HOUSTON FEDERAL COURT DENIES REMAND AFTER FIFTH CIRCUIT AFFIRMED DISMISSAL OF CLAIMS RELATED TO FEDERAL FLOOD-INSURANCE POLICY AND A TIMELY ELECTION UNDER TEXAS INSURANCE CODE § 542A.006
Judge Lee H. Rosenthal in Houston recently denied a motion to remand based on an election to accept liability under Section 542A.006 of the Texas Insurance Code. In Younas Chaudhary, et al., v. Chubb & Son, Inc., et al., 2021 WL 707645, (S.D.Tex., February 23, 2021) the court examined an insurer’s election of responsibility under Section 542A.006 related to a dispute over damage from Hurricane Harvey. The Chaudhary’s filed suit after their federal flood-insurance policy’s limits were inadequate to cover damages to their home. They filed suit against their insurer; their insurance broker; and the broker’s employee, Chris Bettina, for the inadequate policy amount. The defendants timely removed, and simultaneously the broker filed an election of responsibility for Bettina's actions under Texas Insurance Code § 542A.006. The Chaudharys moved for remand, which the court denied because the claims related to handling of a federal flood-insurance policy and were preempted by federal law. The trial court dismissed the claims based on federal preemption grounds. On appeal, the Fifth Circuit affirmed the dismissal of the claims against the insurer, as well as the claims-handling claims against the broker and Bettina. The Fifth Circuit remanded the case for the trial court to determine if a portion of the claims were related to “private excess flood insurance,” which is not preempted by federal law.

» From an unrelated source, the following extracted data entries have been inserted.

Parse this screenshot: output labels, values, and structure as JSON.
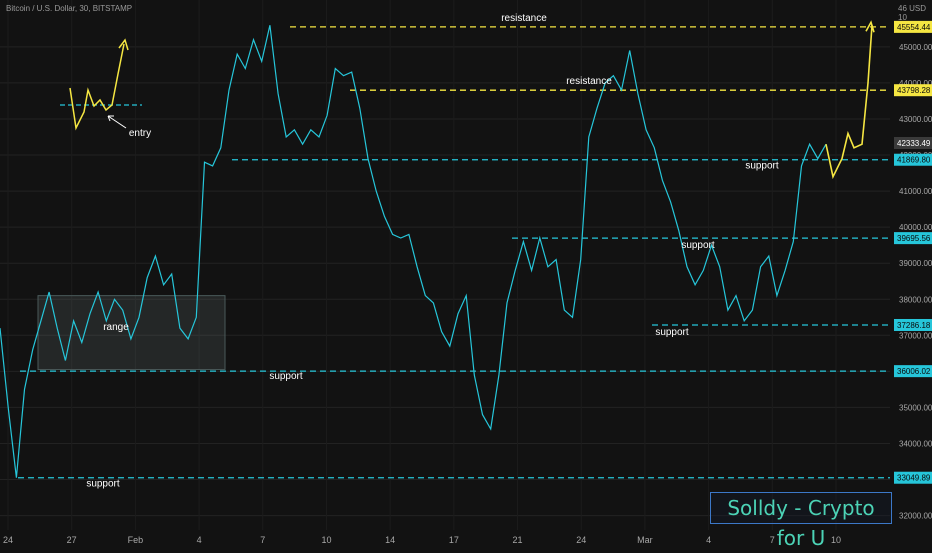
{
  "header": {
    "title": "Bitcoin / U.S. Dollar, 30, BITSTAMP",
    "unit": "46 USD 10"
  },
  "watermark": "Solldy - Crypto for U",
  "colors": {
    "price": "#26c6da",
    "support": "#26c6da",
    "resistance": "#f5e642",
    "projection": "#f5e642",
    "box": "#4a5a5a"
  },
  "chart_data": {
    "type": "line",
    "x_ticks": [
      "24",
      "27",
      "Feb",
      "4",
      "7",
      "10",
      "14",
      "17",
      "21",
      "24",
      "Mar",
      "4",
      "7",
      "10"
    ],
    "y_ticks": [
      32000,
      33000,
      34000,
      35000,
      36000,
      37000,
      38000,
      39000,
      40000,
      41000,
      42000,
      43000,
      44000,
      45000
    ],
    "ylim": [
      31600,
      46300
    ],
    "price_labels": [
      "45554.44",
      "43798.28",
      "42333.49",
      "41869.80",
      "39695.56",
      "37286.18",
      "36006.02",
      "33049.89"
    ],
    "series": [
      {
        "values": [
          37200,
          35000,
          33050,
          35500,
          36600,
          37400,
          38200,
          37200,
          36300,
          37400,
          36800,
          37600,
          38200,
          37400,
          38000,
          37700,
          36900,
          37500,
          38600,
          39200,
          38400,
          38700,
          37200,
          36900,
          37500,
          41800,
          41700,
          42200,
          43800,
          44800,
          44400,
          45200,
          44600,
          45600,
          43700,
          42500,
          42700,
          42300,
          42700,
          42500,
          43100,
          44400,
          44200,
          44300,
          43300,
          41900,
          41000,
          40300,
          39800,
          39700,
          39800,
          38900,
          38100,
          37900,
          37100,
          36700,
          37600,
          38100,
          35900,
          34800,
          34400,
          35900,
          37900,
          38800,
          39600,
          38800,
          39700,
          38900,
          39100,
          37700,
          37500,
          39100,
          42500,
          43300,
          44000,
          44200,
          43800,
          44900,
          43700,
          42700,
          42200,
          41300,
          40700,
          39900,
          38900,
          38400,
          38800,
          39500,
          38900,
          37700,
          38100,
          37400,
          37700,
          38900,
          39200,
          38100,
          38800,
          39600,
          41700,
          42300,
          41900,
          42300
        ]
      }
    ],
    "support_levels": [
      41869.8,
      39695.56,
      37286.18,
      36006.02,
      33049.89
    ],
    "resistance_levels": [
      45554.44,
      43798.28
    ],
    "range_box": {
      "y_low": 36050,
      "y_high": 38100
    },
    "annotations": {
      "resistance": "resistance",
      "support": "support",
      "range": "range",
      "entry": "entry"
    }
  }
}
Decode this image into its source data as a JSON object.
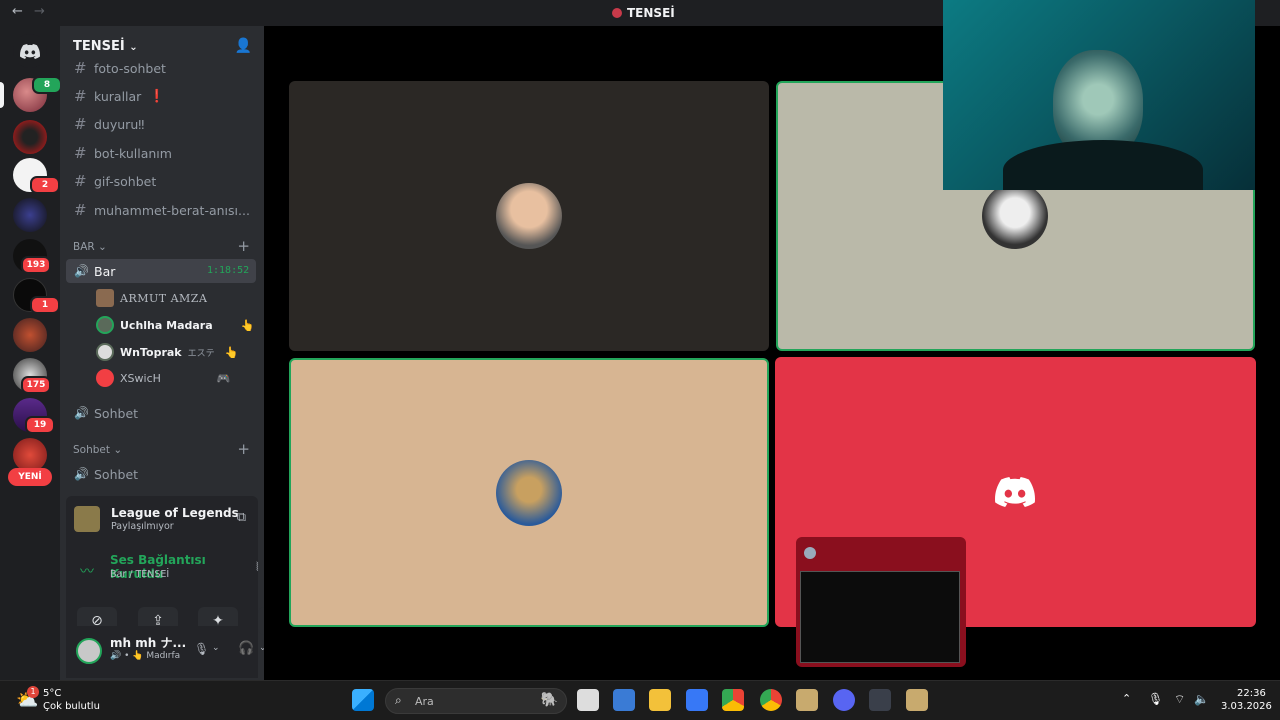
{
  "window": {
    "title": "TENSEİ",
    "back": "←",
    "forward": "→"
  },
  "server": {
    "name": "TENSEİ"
  },
  "rail": {
    "badges": [
      "8",
      "2",
      "193",
      "1",
      "175",
      "19"
    ],
    "new_label": "YENİ"
  },
  "channels": {
    "text": [
      {
        "name": "foto-sohbet"
      },
      {
        "name": "kurallar",
        "suffix": "❗"
      },
      {
        "name": "duyuru‼"
      },
      {
        "name": "bot-kullanım"
      },
      {
        "name": "gif-sohbet"
      },
      {
        "name": "muhammet-berat-anısı..."
      }
    ],
    "category_bar": "BAR",
    "voice_active": {
      "name": "Bar",
      "timer": "1:18:52"
    },
    "members": [
      {
        "name": "ARMUT AMZA"
      },
      {
        "name": "Uchlha Madara"
      },
      {
        "name": "WnToprak",
        "status": "エステ"
      },
      {
        "name": "XSwicH"
      }
    ],
    "voice_other": "Sohbet",
    "category_sohbet": "Sohbet",
    "voice_sohbet": "Sohbet"
  },
  "activity": {
    "game": "League of Legends",
    "status": "Paylaşılmıyor"
  },
  "voice": {
    "status": "Ses Bağlantısı Kuruldu",
    "location": "Bar / TENSEİ"
  },
  "user": {
    "name": "mh mh ナ...",
    "status": "Madırfa"
  },
  "taskbar": {
    "weather_badge": "1",
    "temp": "5°C",
    "weather": "Çok bulutlu",
    "search_placeholder": "Ara",
    "time": "22:36",
    "date": "3.03.2026"
  },
  "colors": {
    "discord_blurple": "#5865f2",
    "speaking_green": "#23a55a",
    "tile_red": "#e33447",
    "tile_tan": "#d7b592",
    "tile_grey": "#bab9a9",
    "tile_dark": "#2b2825"
  }
}
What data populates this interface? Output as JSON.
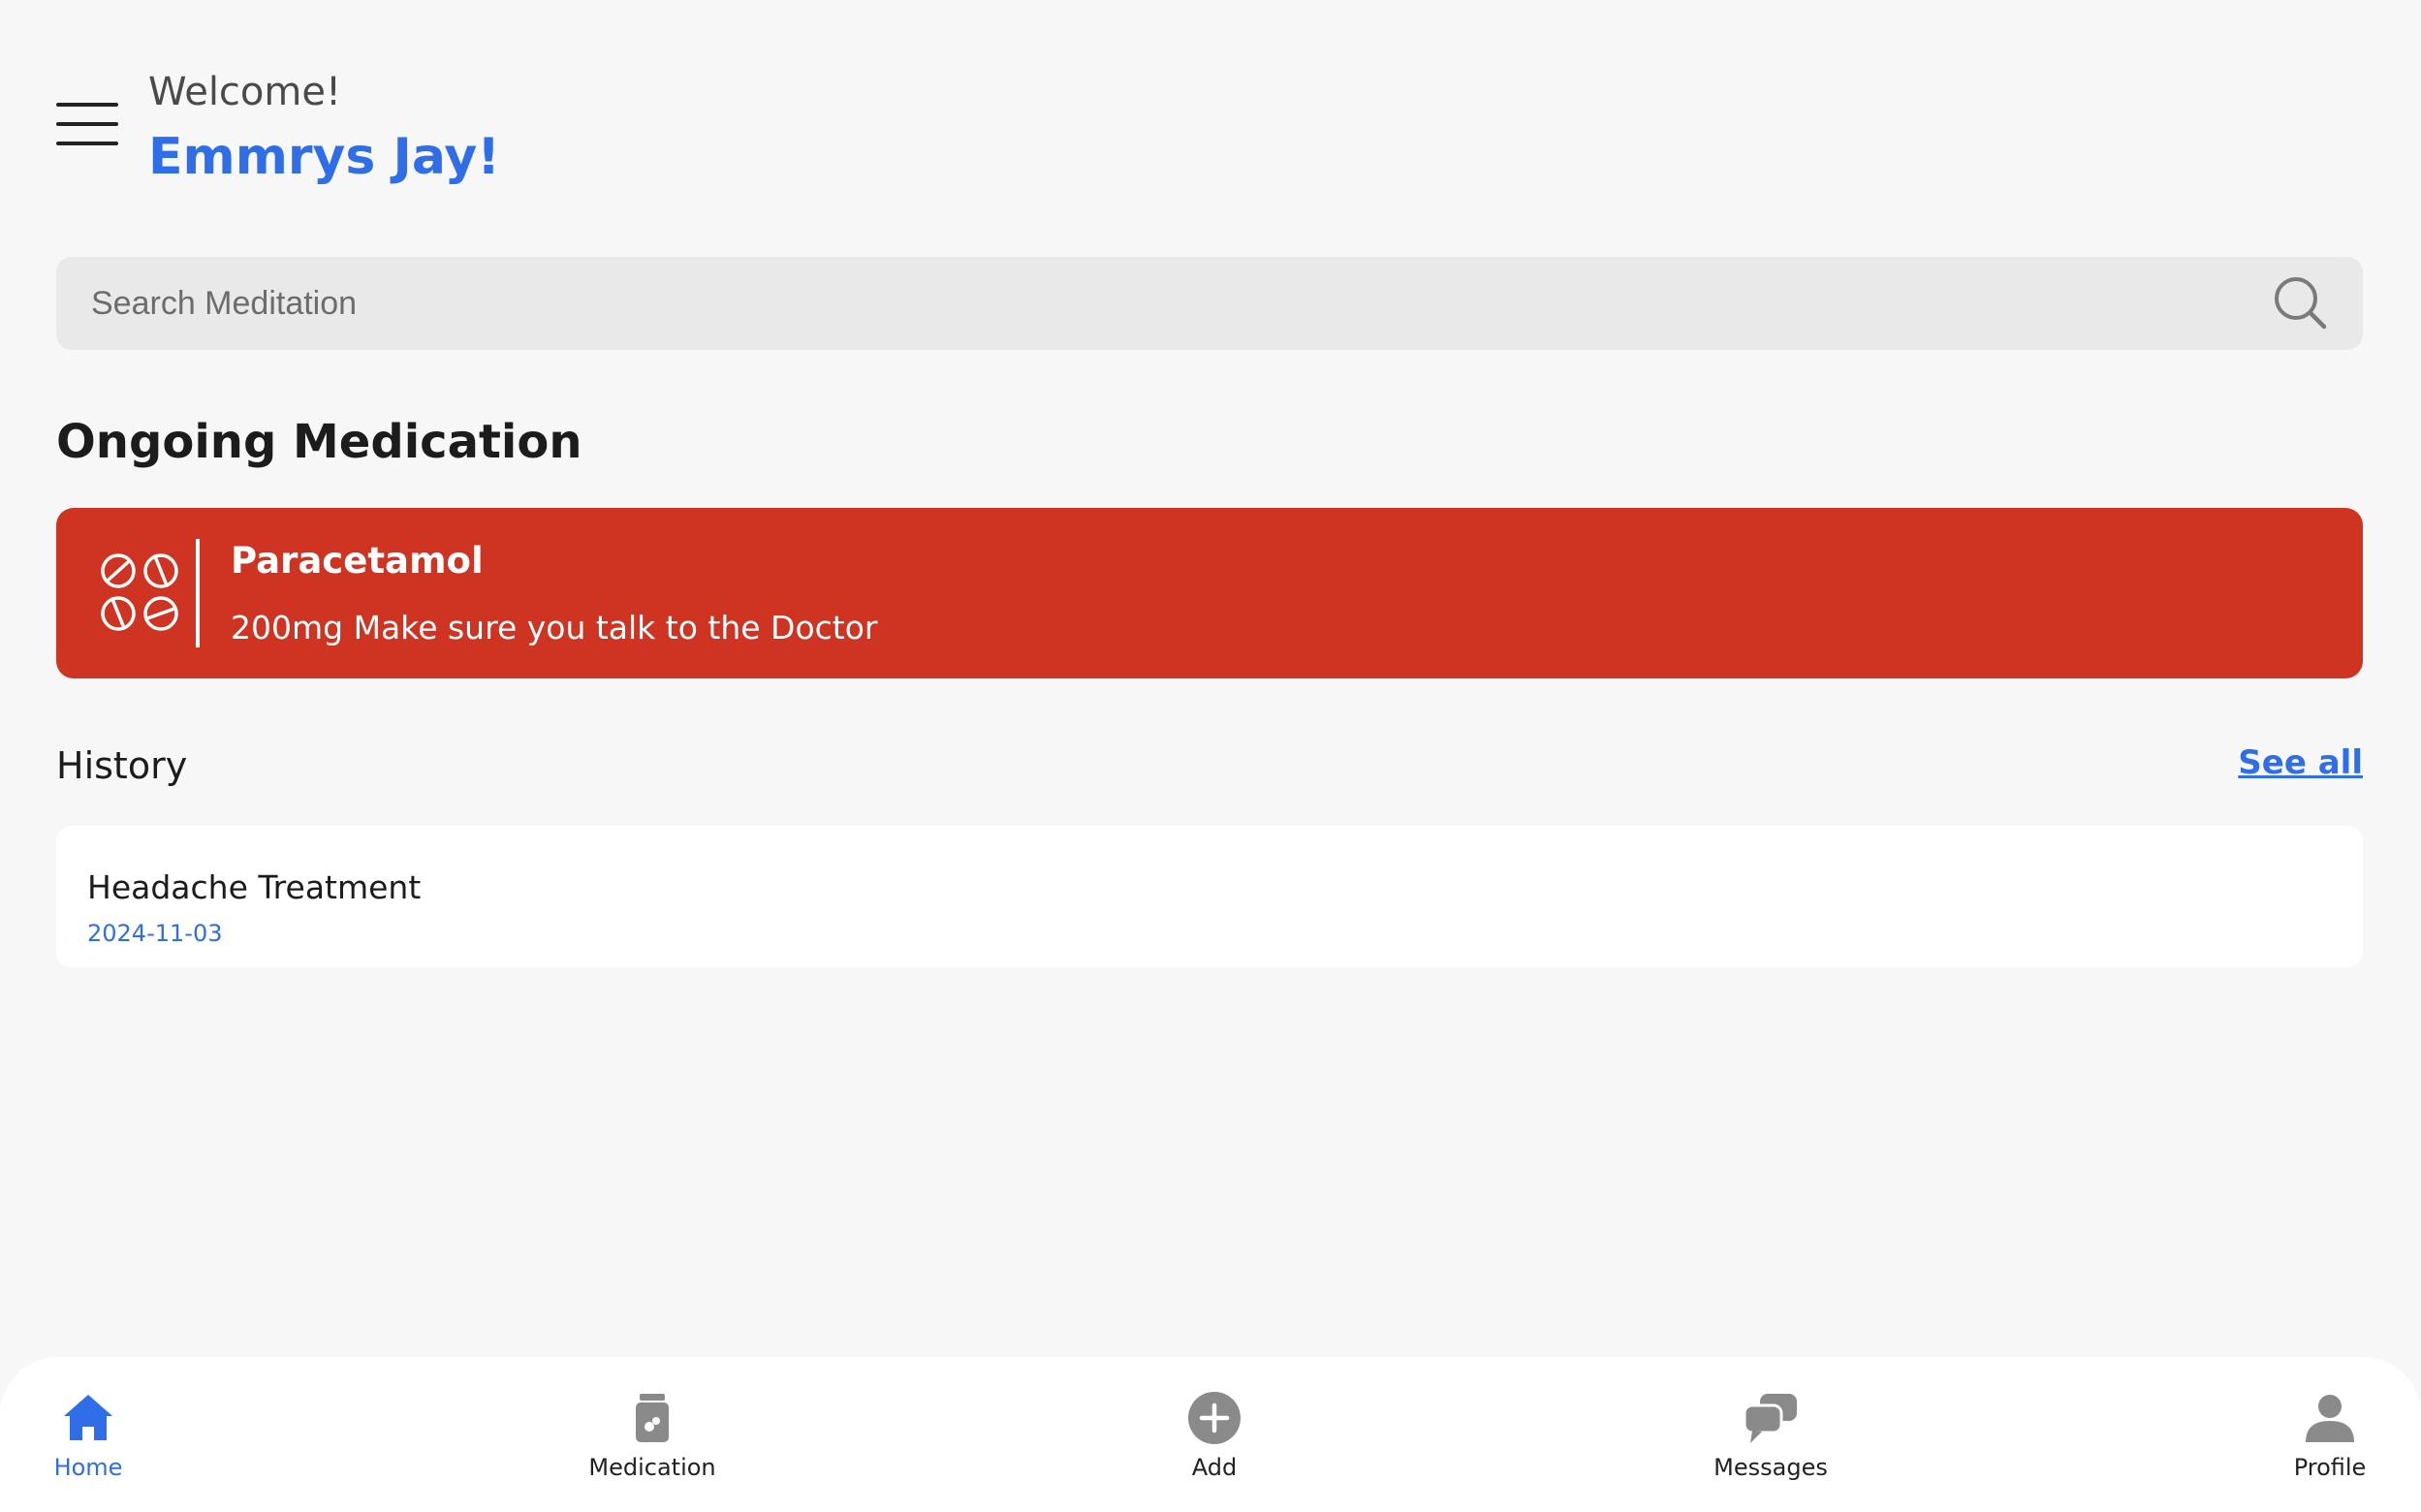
{
  "header": {
    "greeting": "Welcome!",
    "user_name": "Emmrys Jay!"
  },
  "search": {
    "placeholder": "Search Meditation",
    "icon": "search-icon"
  },
  "ongoing": {
    "title": "Ongoing Medication",
    "card": {
      "icon": "pills-icon",
      "name": "Paracetamol",
      "description": "200mg Make sure you talk to the Doctor",
      "color": "#cf3321"
    }
  },
  "history": {
    "title": "History",
    "see_all": "See all",
    "items": [
      {
        "name": "Headache Treatment",
        "date": "2024-11-03"
      }
    ]
  },
  "nav": {
    "items": [
      {
        "label": "Home",
        "icon": "home-icon",
        "active": true
      },
      {
        "label": "Medication",
        "icon": "medication-icon",
        "active": false
      },
      {
        "label": "Add",
        "icon": "add-icon",
        "active": false
      },
      {
        "label": "Messages",
        "icon": "messages-icon",
        "active": false
      },
      {
        "label": "Profile",
        "icon": "profile-icon",
        "active": false
      }
    ]
  },
  "colors": {
    "accent": "#2f6ee6",
    "inactive_icon": "#8a8a8a",
    "background": "#f7f7f7"
  }
}
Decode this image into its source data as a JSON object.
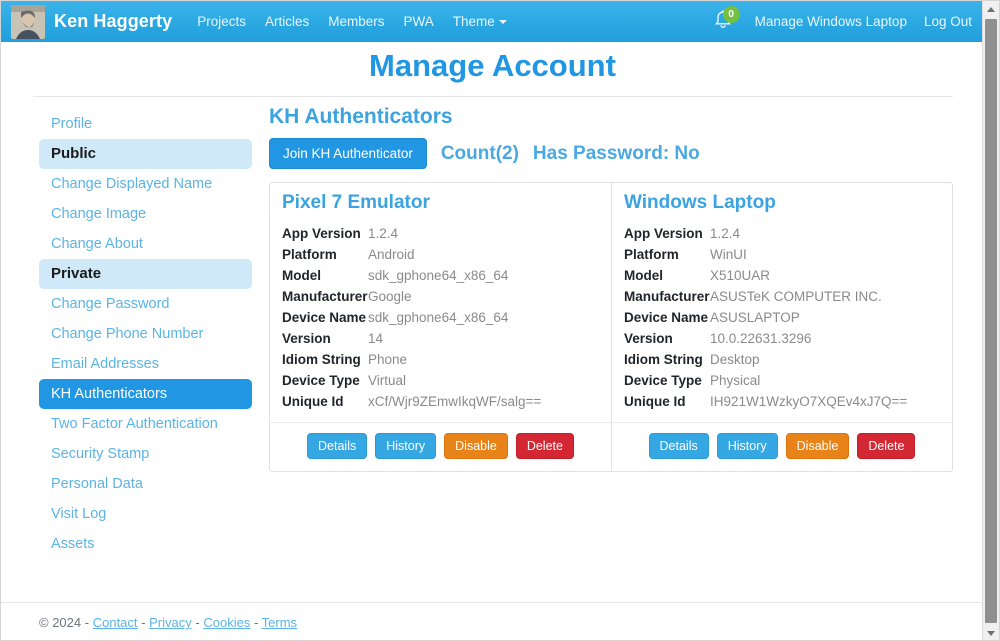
{
  "navbar": {
    "avatar_alt": "user-avatar",
    "brand_name": "Ken Haggerty",
    "links": [
      {
        "label": "Projects"
      },
      {
        "label": "Articles"
      },
      {
        "label": "Members"
      },
      {
        "label": "PWA"
      },
      {
        "label": "Theme"
      }
    ],
    "notification_count": "0",
    "manage_link": "Manage Windows Laptop",
    "logout_link": "Log Out"
  },
  "page": {
    "title": "Manage Account"
  },
  "sidebar": {
    "items": [
      {
        "label": "Profile",
        "type": "link",
        "active": false
      },
      {
        "label": "Public",
        "type": "heading",
        "active": false
      },
      {
        "label": "Change Displayed Name",
        "type": "link",
        "active": false
      },
      {
        "label": "Change Image",
        "type": "link",
        "active": false
      },
      {
        "label": "Change About",
        "type": "link",
        "active": false
      },
      {
        "label": "Private",
        "type": "heading",
        "active": false
      },
      {
        "label": "Change Password",
        "type": "link",
        "active": false
      },
      {
        "label": "Change Phone Number",
        "type": "link",
        "active": false
      },
      {
        "label": "Email Addresses",
        "type": "link",
        "active": false
      },
      {
        "label": "KH Authenticators",
        "type": "link",
        "active": true
      },
      {
        "label": "Two Factor Authentication",
        "type": "link",
        "active": false
      },
      {
        "label": "Security Stamp",
        "type": "link",
        "active": false
      },
      {
        "label": "Personal Data",
        "type": "link",
        "active": false
      },
      {
        "label": "Visit Log",
        "type": "link",
        "active": false
      },
      {
        "label": "Assets",
        "type": "link",
        "active": false
      }
    ]
  },
  "main": {
    "section_title": "KH Authenticators",
    "join_button": "Join KH Authenticator",
    "count_text": "Count(2)",
    "has_password_text": "Has Password: No",
    "cards": [
      {
        "title": "Pixel 7 Emulator",
        "rows": [
          {
            "label": "App Version",
            "value": "1.2.4"
          },
          {
            "label": "Platform",
            "value": "Android"
          },
          {
            "label": "Model",
            "value": "sdk_gphone64_x86_64"
          },
          {
            "label": "Manufacturer",
            "value": "Google"
          },
          {
            "label": "Device Name",
            "value": "sdk_gphone64_x86_64"
          },
          {
            "label": "Version",
            "value": "14"
          },
          {
            "label": "Idiom String",
            "value": "Phone"
          },
          {
            "label": "Device Type",
            "value": "Virtual"
          },
          {
            "label": "Unique Id",
            "value": "xCf/Wjr9ZEmwIkqWF/salg=="
          }
        ],
        "actions": [
          {
            "label": "Details",
            "style": "blue"
          },
          {
            "label": "History",
            "style": "blue"
          },
          {
            "label": "Disable",
            "style": "orange"
          },
          {
            "label": "Delete",
            "style": "red"
          }
        ]
      },
      {
        "title": "Windows Laptop",
        "rows": [
          {
            "label": "App Version",
            "value": "1.2.4"
          },
          {
            "label": "Platform",
            "value": "WinUI"
          },
          {
            "label": "Model",
            "value": "X510UAR"
          },
          {
            "label": "Manufacturer",
            "value": "ASUSTeK COMPUTER INC."
          },
          {
            "label": "Device Name",
            "value": "ASUSLAPTOP"
          },
          {
            "label": "Version",
            "value": "10.0.22631.3296"
          },
          {
            "label": "Idiom String",
            "value": "Desktop"
          },
          {
            "label": "Device Type",
            "value": "Physical"
          },
          {
            "label": "Unique Id",
            "value": "IH921W1WzkyO7XQEv4xJ7Q=="
          }
        ],
        "actions": [
          {
            "label": "Details",
            "style": "blue"
          },
          {
            "label": "History",
            "style": "blue"
          },
          {
            "label": "Disable",
            "style": "orange"
          },
          {
            "label": "Delete",
            "style": "red"
          }
        ]
      }
    ]
  },
  "footer": {
    "copyright": "© 2024",
    "links": [
      {
        "label": "Contact"
      },
      {
        "label": "Privacy"
      },
      {
        "label": "Cookies"
      },
      {
        "label": "Terms"
      }
    ],
    "separator": "-"
  },
  "colors": {
    "navbar": "#2aa8e2",
    "accent": "#2196e3",
    "title": "#3aa3e0",
    "badge_green": "#74c043",
    "orange": "#e8831a",
    "red": "#d32734"
  }
}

The court first noted that the parties agreed the court had discretion to exercise supplemental jurisdiction because it had federal-question jurisdiction when the case was first removed. The court then reasoned that, because an election was made under Section 542A.006 of the Texas Insurance Code, remanding to state court would likely result in the state court dismissing the claims against Bettina, making the case removable and sending the parties back to federal court. In conclusion, the court found that judicial economy favors retaining jurisdiction to avoid the “ping-pong effect” of remand and removal. The court denied the motion for remand and granted the Chaudhary’s motion to file an amended complaint.